Только Кармен будет бегать на почту до востребования с паспортом, а Первый дядечка вызовет ее телеграммой на переговорный пункт, и там, по междугороднему телефону, они снова сольются душой, заплачут вместе через тысячи километров над своей судьбой и будут плакать и что-то кричать ровно десять минут, сколько он заказал и оплатил, — как тогда, летом, когда было оплачено ровно двадцать четыре дня. Они будут кричать и плакать, обманутые иллюзией отдыха, вечным светом рая, соблазненные и покинутые.
Надька
Почему смешно, когда мужчина изображает женщину, переодевается, жеманится, ходит особенной походкой, — и совершенно не смешно, когда женщина переодевается мужчиной, носит брюки, какой-то почти тюремный бушлат, суконную курточку, стрижет свои волосенки коротко, челкой, лицо имеет неумытое (как многие пьющие мужчины), почти копченое, и на ходу сама с собой бормочет, шапка меховая маслянистым блином на небольшой голове, руки так называемый «агроном» (под ногтями чернозем), в пальчатах цигарка беломорканал. Пальчики как у мужичка-лилипута, походка на полусогнутых, косолапит, коленки вместе, мелко ступает, как бы сопротивляясь ветру, несущему ее вдаль… Типичный мужичонка из-под пивного ларька, но разница: все-таки прибивается к женщинам, в то время как тот прибьется к мужикам. Ее, эту Надьку, мужики бы не приняли, не пустили бы в свою касту, там именно каста своих.
Короче: она состоит при женском салоне, при парикмахерской «Лилия», где не то чтобы подметает-убирает, но торчит целыми днями и ходит для мастериц по магазинчикам взять того-сего на обед. Берет деньги, честно все покупает, все с полуслышным матом, приносит и кладет тоже с матерком, и тут наступает ответственный момент: сдача. Сдачу ей прощают великодушно, она ворчит каждый раз, якобы недовольная, но деньги прячет. На это она курит и пьет. Ест она неизвестно где неизвестно что, по крайней мере не на глазах, питается как дикая помойная кошка, но явно что не жадно: так можно себе представить. Ест, видимо, нехотя, брезгливо, с большими паузами, держа кусочек хлеба подолгу в руке, это понятно. И вина если поднесут, она не закусывает, а занюхивает той же корочкой.

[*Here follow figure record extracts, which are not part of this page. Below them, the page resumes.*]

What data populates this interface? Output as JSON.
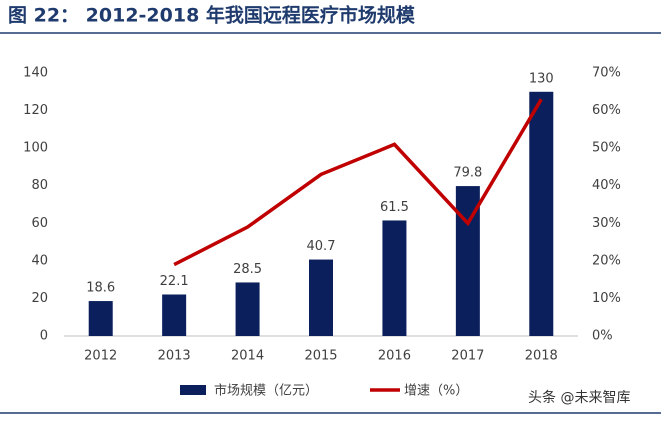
{
  "chart_data": {
    "type": "bar",
    "title": "图 22：  2012-2018 年我国远程医疗市场规模",
    "categories": [
      "2012",
      "2013",
      "2014",
      "2015",
      "2016",
      "2017",
      "2018"
    ],
    "series": [
      {
        "name": "市场规模（亿元）",
        "type": "bar",
        "color": "#0b1f5c",
        "values": [
          18.6,
          22.1,
          28.5,
          40.7,
          61.5,
          79.8,
          130
        ]
      },
      {
        "name": "增速（%）",
        "type": "line",
        "axis": "y2",
        "color": "#c00000",
        "values": [
          null,
          19,
          29,
          43,
          51,
          30,
          63
        ]
      }
    ],
    "ylim": [
      0,
      140
    ],
    "yticks": [
      0,
      20,
      40,
      60,
      80,
      100,
      120,
      140
    ],
    "y2lim": [
      0,
      70
    ],
    "y2ticks": [
      {
        "value": 0,
        "label": "0%"
      },
      {
        "value": 10,
        "label": "10%"
      },
      {
        "value": 20,
        "label": "20%"
      },
      {
        "value": 30,
        "label": "30%"
      },
      {
        "value": 40,
        "label": "40%"
      },
      {
        "value": 50,
        "label": "50%"
      },
      {
        "value": 60,
        "label": "60%"
      },
      {
        "value": 70,
        "label": "70%"
      }
    ],
    "grid": false,
    "watermark": "头条 @未来智库"
  }
}
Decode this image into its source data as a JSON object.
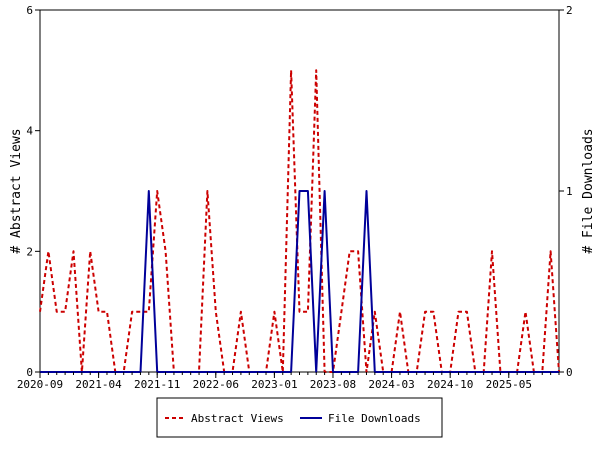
{
  "chart_data": {
    "type": "line",
    "ylabel_left": "# Abstract Views",
    "ylabel_right": "# File Downloads",
    "ylim_left": [
      0,
      6
    ],
    "ylim_right": [
      0,
      2
    ],
    "yticks_left": [
      "0",
      "2",
      "4",
      "6"
    ],
    "yticks_right": [
      "0",
      "1",
      "2"
    ],
    "x_tick_labels": [
      "2020-09",
      "2021-04",
      "2021-11",
      "2022-06",
      "2023-01",
      "2023-08",
      "2024-03",
      "2024-10",
      "2025-05"
    ],
    "x_tick_index": [
      0,
      7,
      14,
      21,
      28,
      35,
      42,
      49,
      56
    ],
    "grid": false,
    "legend_position": "bottom-center",
    "series": [
      {
        "name": "Abstract Views",
        "color": "#cc0000",
        "dash": "dashed",
        "axis": "left",
        "values": [
          1,
          2,
          1,
          1,
          2,
          0,
          2,
          1,
          1,
          0,
          0,
          1,
          1,
          1,
          3,
          2,
          0,
          0,
          0,
          0,
          3,
          1,
          0,
          0,
          1,
          0,
          0,
          0,
          1,
          0,
          5,
          1,
          1,
          5,
          0,
          0,
          1,
          2,
          2,
          0,
          1,
          0,
          0,
          1,
          0,
          0,
          1,
          1,
          0,
          0,
          1,
          1,
          0,
          0,
          2,
          0,
          0,
          0,
          1,
          0,
          0,
          2,
          0
        ]
      },
      {
        "name": "File Downloads",
        "color": "#000099",
        "dash": "solid",
        "axis": "right",
        "values": [
          0,
          0,
          0,
          0,
          0,
          0,
          0,
          0,
          0,
          0,
          0,
          0,
          0,
          1,
          0,
          0,
          0,
          0,
          0,
          0,
          0,
          0,
          0,
          0,
          0,
          0,
          0,
          0,
          0,
          0,
          0,
          1,
          1,
          0,
          1,
          0,
          0,
          0,
          0,
          1,
          0,
          0,
          0,
          0,
          0,
          0,
          0,
          0,
          0,
          0,
          0,
          0,
          0,
          0,
          0,
          0,
          0,
          0,
          0,
          0,
          0,
          0,
          0
        ]
      }
    ]
  }
}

Еду давно заменил алкоголь, организм перешел на другую систему обмена веществ, и спиртное питает, поддерживает это высохшее тельце, эту коричневатую, закопченную как у мумии шкурку, эти присогнутые пальчики, не знающие никакого труда, никакого, в том числе женского труда, т. е. постирать, вытереть, помыть, подмести, погладить, вычистить, порезать, поставить на огонь — ничего. Ни ребенка запеленать, ни к груди поднести. Надька брезгует взять в руки мыло, ей позорно иметь дело с тряпками. Вечное ее матерное бормотание полно простодушного негодования, полно гордыни.
Она, правда, не бреется, этого нет, до этого дело не докатилось как у некоторых женщин-коблов (так именуют в лагерях и по тюрьмам лесбиянок-мужчин) — да и неизвестно, есть ли у этой Надьки, Надежды, как ее величают с юмором парикмахерши, есть ли у нее какие-то любовницы, подруги: вряд ли. Вряд ли кто позарится на такое существо, тут не зона, не забор, выбор есть. И ей, скорее всего, никто не нужен — кроме ее любимых парикмахерш.

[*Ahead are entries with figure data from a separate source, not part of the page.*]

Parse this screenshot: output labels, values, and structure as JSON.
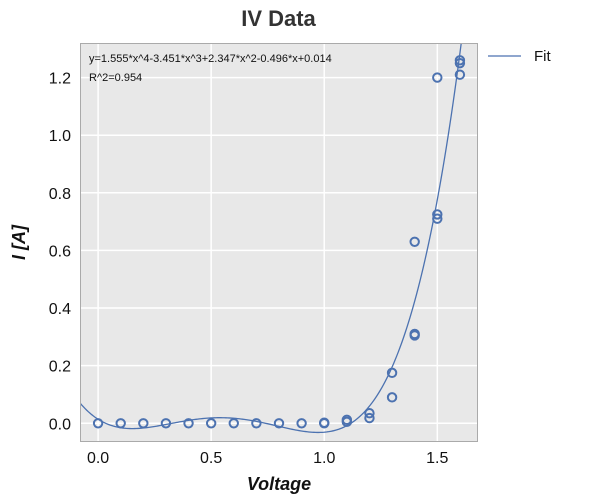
{
  "chart_data": {
    "type": "scatter",
    "title": "IV Data",
    "xlabel": "Voltage",
    "ylabel": "I [A]",
    "xlim": [
      -0.08,
      1.68
    ],
    "ylim": [
      -0.065,
      1.32
    ],
    "xticks": [
      0.0,
      0.5,
      1.0,
      1.5
    ],
    "yticks": [
      0.0,
      0.2,
      0.4,
      0.6,
      0.8,
      1.0,
      1.2
    ],
    "xtick_labels": [
      "0.0",
      "0.5",
      "1.0",
      "1.5"
    ],
    "ytick_labels": [
      "0.0",
      "0.2",
      "0.4",
      "0.6",
      "0.8",
      "1.0",
      "1.2"
    ],
    "grid": true,
    "legend_position": "outside-top-right",
    "annotations": [
      "y=1.555*x^4-3.451*x^3+2.347*x^2-0.496*x+0.014",
      "R^2=0.954"
    ],
    "points": {
      "x": [
        0.0,
        0.1,
        0.2,
        0.3,
        0.4,
        0.5,
        0.6,
        0.7,
        0.8,
        0.9,
        1.0,
        1.0,
        1.1,
        1.1,
        1.2,
        1.2,
        1.3,
        1.3,
        1.4,
        1.4,
        1.4,
        1.5,
        1.5,
        1.5,
        1.6,
        1.6,
        1.6
      ],
      "y": [
        0.0,
        0.0,
        0.0,
        0.0,
        0.0,
        0.0,
        0.0,
        0.0,
        0.0,
        0.0,
        0.0,
        0.002,
        0.005,
        0.012,
        0.018,
        0.035,
        0.09,
        0.175,
        0.305,
        0.31,
        0.63,
        0.71,
        0.725,
        1.2,
        1.21,
        1.25,
        1.26
      ]
    },
    "series": [
      {
        "name": "Fit",
        "type": "line",
        "coefficients": [
          1.555,
          -3.451,
          2.347,
          -0.496,
          0.014
        ]
      }
    ],
    "colors": {
      "series": "#4c72b0",
      "plot_bg": "#e8e8e8",
      "grid": "#ffffff",
      "frame": "#aaaaaa"
    }
  }
}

Причем она не ищет их дружбы, не хвалит, не льстит, как это сделал бы мужичонка-ханыга у ларька. Она ругается. Она бубнит некие еле слышные речи, отвечая на безобидные подкалывания и — иногда — брань мастериц, которым надоело получать какие-то дурацкие приноски из магазина, ибо Надька не выбирает, не угождает своим работодательницам, она скупо и сурово берет всегда одно и то же меню, колбаса докторская, сыр без разбору подешевле, творог жесткий как полено, в пачках, никогда развесной. Хлеб только черный и белый, батон и четверть буханки. Кефир. К чаю пряники, торт вафельный. Это Надька знает и умеет. Это лакомства для бедной тюремной крысы, остальное, видимо, стоит за чертой. Остальное — табу. Парикмахерши бушуют, но своротить Надьку с позиции не могут, а самим мотаться некогда, да у них и не установишь, скажем, дежурства — сегодня бежишь ты, завтра ты. У них тут тоже каста и война самолюбий, дружбы не ищи, это актрисы со своими поклонницами, это непризнанные звезды, денежные бабы, которые содержат мужей и любовников, матерей и детей, но для Надьки они ее бабская команда, низший разряд.

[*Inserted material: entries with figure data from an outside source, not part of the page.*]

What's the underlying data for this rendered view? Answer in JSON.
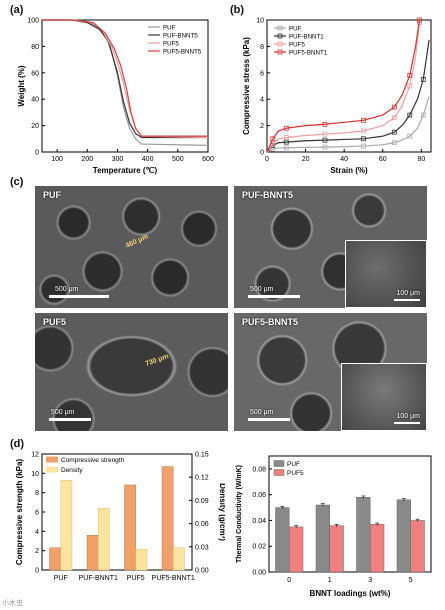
{
  "panels": {
    "a": "(a)",
    "b": "(b)",
    "c": "(c)",
    "d": "(d)"
  },
  "chart_data": [
    {
      "id": "a",
      "type": "line",
      "xlabel": "Temperature (℃)",
      "ylabel": "Weight (%)",
      "xlim": [
        50,
        600
      ],
      "ylim": [
        0,
        100
      ],
      "xticks": [
        "100",
        "200",
        "300",
        "400",
        "500",
        "600"
      ],
      "yticks": [
        "0",
        "20",
        "40",
        "60",
        "80",
        "100"
      ],
      "legend_position": "top-right",
      "series": [
        {
          "name": "PUF",
          "color": "#9a9a9a",
          "x": [
            50,
            150,
            200,
            240,
            260,
            280,
            300,
            320,
            340,
            360,
            380,
            600
          ],
          "y": [
            100,
            100,
            99,
            94,
            88,
            76,
            58,
            34,
            18,
            10,
            6,
            5
          ]
        },
        {
          "name": "PUF-BNNT5",
          "color": "#333333",
          "x": [
            50,
            150,
            200,
            240,
            270,
            300,
            320,
            340,
            360,
            380,
            600
          ],
          "y": [
            100,
            100,
            98,
            93,
            84,
            60,
            38,
            22,
            14,
            11,
            11
          ]
        },
        {
          "name": "PUF5",
          "color": "#e8a0a0",
          "x": [
            50,
            150,
            220,
            250,
            280,
            300,
            320,
            340,
            360,
            380,
            600
          ],
          "y": [
            100,
            100,
            98,
            92,
            80,
            68,
            52,
            32,
            18,
            12,
            11
          ]
        },
        {
          "name": "PUF5-BNNT5",
          "color": "#d94040",
          "x": [
            50,
            150,
            220,
            260,
            290,
            310,
            330,
            345,
            360,
            380,
            600
          ],
          "y": [
            100,
            100,
            98,
            90,
            78,
            66,
            48,
            30,
            18,
            12,
            12
          ]
        }
      ]
    },
    {
      "id": "b",
      "type": "line",
      "xlabel": "Strain (%)",
      "ylabel": "Compressive stress (kPa)",
      "xlim": [
        0,
        85
      ],
      "ylim": [
        0,
        10
      ],
      "xticks": [
        "0",
        "20",
        "40",
        "60",
        "80"
      ],
      "yticks": [
        "0",
        "2",
        "4",
        "6",
        "8",
        "10"
      ],
      "legend_position": "top-left",
      "series": [
        {
          "name": "PUF",
          "color": "#aaaaaa",
          "x": [
            0,
            3,
            6,
            10,
            20,
            30,
            40,
            50,
            60,
            66,
            70,
            74,
            78,
            81,
            84
          ],
          "y": [
            0,
            0.22,
            0.3,
            0.32,
            0.35,
            0.37,
            0.4,
            0.45,
            0.55,
            0.7,
            0.9,
            1.2,
            1.8,
            2.8,
            4.2
          ]
        },
        {
          "name": "PUF-BNNT1",
          "color": "#333333",
          "x": [
            0,
            3,
            6,
            10,
            20,
            30,
            40,
            50,
            60,
            66,
            70,
            74,
            78,
            81,
            84
          ],
          "y": [
            0,
            0.5,
            0.7,
            0.75,
            0.85,
            0.9,
            0.95,
            1.0,
            1.2,
            1.5,
            2.0,
            2.8,
            4.0,
            5.5,
            8.5
          ]
        },
        {
          "name": "PUF5",
          "color": "#f0a0a0",
          "x": [
            0,
            3,
            6,
            10,
            20,
            30,
            40,
            50,
            60,
            66,
            70,
            74,
            77,
            79
          ],
          "y": [
            0,
            0.6,
            1.0,
            1.1,
            1.25,
            1.35,
            1.45,
            1.6,
            2.0,
            2.6,
            3.5,
            5.0,
            7.2,
            9.8
          ]
        },
        {
          "name": "PUF5-BNNT1",
          "color": "#d93030",
          "x": [
            0,
            3,
            6,
            10,
            20,
            30,
            40,
            50,
            60,
            66,
            70,
            74,
            77,
            79
          ],
          "y": [
            0,
            1.0,
            1.6,
            1.8,
            2.0,
            2.1,
            2.25,
            2.4,
            2.8,
            3.4,
            4.3,
            5.8,
            8.0,
            10.0
          ]
        }
      ]
    },
    {
      "id": "d1",
      "type": "bar",
      "categories": [
        "PUF",
        "PUF-BNNT1",
        "PUF5",
        "PUF5-BNNT1"
      ],
      "ylabel": "Compressive strength (kPa)",
      "y2label": "Density (g/cm³)",
      "ylim": [
        0,
        12
      ],
      "y2lim": [
        0,
        0.15
      ],
      "yticks": [
        "0",
        "2",
        "4",
        "6",
        "8",
        "10",
        "12"
      ],
      "y2ticks": [
        "0.00",
        "0.03",
        "0.06",
        "0.09",
        "0.12",
        "0.15"
      ],
      "legend_position": "top-left",
      "series": [
        {
          "name": "Compressive strength",
          "color": "#f0a06a",
          "axis": "left",
          "values": [
            2.3,
            3.6,
            8.8,
            10.7
          ]
        },
        {
          "name": "Density",
          "color": "#fbe3a0",
          "axis": "right",
          "values": [
            0.116,
            0.08,
            0.027,
            0.029
          ]
        }
      ]
    },
    {
      "id": "d2",
      "type": "bar",
      "categories": [
        "0",
        "1",
        "3",
        "5"
      ],
      "xlabel": "BNNT loadings (wt%)",
      "ylabel": "Thermal Conductivity (W/mK)",
      "ylim": [
        0,
        0.09
      ],
      "yticks": [
        "0.00",
        "0.02",
        "0.04",
        "0.06",
        "0.08"
      ],
      "legend_position": "top-left",
      "series": [
        {
          "name": "PUF",
          "color": "#8a8a8a",
          "values": [
            0.05,
            0.052,
            0.058,
            0.056
          ],
          "errors": [
            0.001,
            0.001,
            0.001,
            0.001
          ]
        },
        {
          "name": "PUF5",
          "color": "#f08080",
          "values": [
            0.035,
            0.036,
            0.037,
            0.04
          ],
          "errors": [
            0.001,
            0.001,
            0.001,
            0.001
          ]
        }
      ]
    }
  ],
  "sem": [
    {
      "label": "PUF",
      "scale": "500 μm",
      "pore": "460 μm"
    },
    {
      "label": "PUF-BNNT5",
      "scale": "500 μm",
      "inset_scale": "100 μm"
    },
    {
      "label": "PUF5",
      "scale": "500 μm",
      "pore": "730 μm"
    },
    {
      "label": "PUF5-BNNT5",
      "scale": "500 μm",
      "inset_scale": "100 μm"
    }
  ],
  "watermark": "小木虫"
}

Она не ищет их внимания, она им служит с той мерой усердия, какое предполагает ее горделивая склонность к женскому полу. Такая рыцарша, но как каменный гость. Сидит на корточках под вешалкой, вертит в смолистых пальчиках беломорину (тут не курят). Ругается.
Быть рядом со своими парикмахершами, со Светкой, Наташкой, Ленкой, тут свет и чистота (относительная, конечно), тут красота, искусственные цветы, зеркала, цветные флаконы, картинки, тут голубые нейлоновые халатики, пышные формы, золотистые прически, особые полотняные босоножки для усталых ног, тут клиентки, сидящие как пугала в простынях, лысые после мытья головы, взъерошенные как веники в момент укладки, миг красоты недолог — получив свое и сияя, еще сырая после метаморфозы, выдравшаяся из простыней как бабочка, которую не успеваешь рассмотреть, — такая мгновенная прелестница махнет подолом и убирается вон, Надька их не признает. Не признает их сделанной красы. Красота твоя в аптеке рупь двадцать баночка.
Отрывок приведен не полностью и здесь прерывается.